The PA is also focusing on developing Area C, the 62 percent of the West Bank under full Israeli control.

Israel is draining Palestinians' water resources for use by its growing illegal settlements in West Bank, Fayyad said.

A UN report released Monday said Jewish settlers have seized dozens of natural springs in the West Bank, barring Palestinians or limiting their access to scarce water sources.

The UN Office for the Coordination of Humanitarian Affairs report added: "Since the beginning of its occupation in 1967, Israel has established and maintained a system of direct control over the exploitation and distribution of West Bank water resources."

This has resulted in an unequal distribution of water.

Jewish settlers consume 300 liters per capita per day, compared to around 70 liters consumed by Palestinians.

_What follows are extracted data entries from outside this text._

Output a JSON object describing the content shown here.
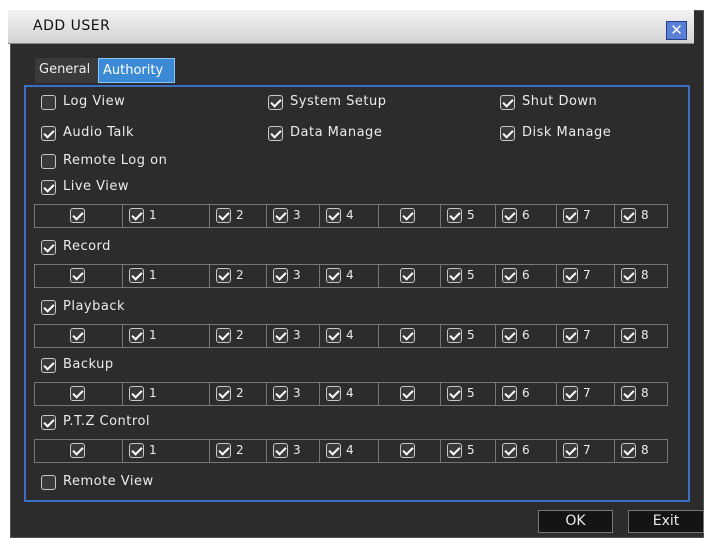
{
  "dialog": {
    "title": "ADD USER",
    "close_label": "✕"
  },
  "tabs": [
    {
      "label": "General",
      "active": false
    },
    {
      "label": "Authority",
      "active": true
    }
  ],
  "permissions": [
    {
      "label": "Log View",
      "checked": false
    },
    {
      "label": "System Setup",
      "checked": true
    },
    {
      "label": "Shut Down",
      "checked": true
    },
    {
      "label": "Audio Talk",
      "checked": true
    },
    {
      "label": "Data Manage",
      "checked": true
    },
    {
      "label": "Disk Manage",
      "checked": true
    },
    {
      "label": "Remote Log on",
      "checked": false
    }
  ],
  "channel_sections": [
    {
      "label": "Live View",
      "checked": true
    },
    {
      "label": "Record",
      "checked": true
    },
    {
      "label": "Playback",
      "checked": true
    },
    {
      "label": "Backup",
      "checked": true
    },
    {
      "label": "P.T.Z Control",
      "checked": true
    }
  ],
  "channel_cells": [
    {
      "num": "",
      "checked": true
    },
    {
      "num": "1",
      "checked": true
    },
    {
      "num": "2",
      "checked": true
    },
    {
      "num": "3",
      "checked": true
    },
    {
      "num": "4",
      "checked": true
    },
    {
      "num": "",
      "checked": true
    },
    {
      "num": "5",
      "checked": true
    },
    {
      "num": "6",
      "checked": true
    },
    {
      "num": "7",
      "checked": true
    },
    {
      "num": "8",
      "checked": true
    }
  ],
  "remote_view": {
    "label": "Remote View",
    "checked": false
  },
  "buttons": {
    "ok": "OK",
    "exit": "Exit"
  }
}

Settlers are connected to the Israeli water network, which draws from wells in the West Bank and Israel. Most of the water allocated to settlers is used to produce agricultural goods for export, UNOCHA says.

Meanwhile, around 300,000 Palestinians in the West Bank are vulnerable to water scarcity, the report adds.

Around 14,000 people rely on tankers of water at five times the price of piped water. They have access to around 30 liters a day, one-tenth the quantity accessed by settlers.

Fayyad urged the international community to end Israeli violations of international law and pledged the government would work to gain water rights for its people.

"We are determined to make all efforts to provide water to every Palestinian citizen, it’s a right and a duty in all cases."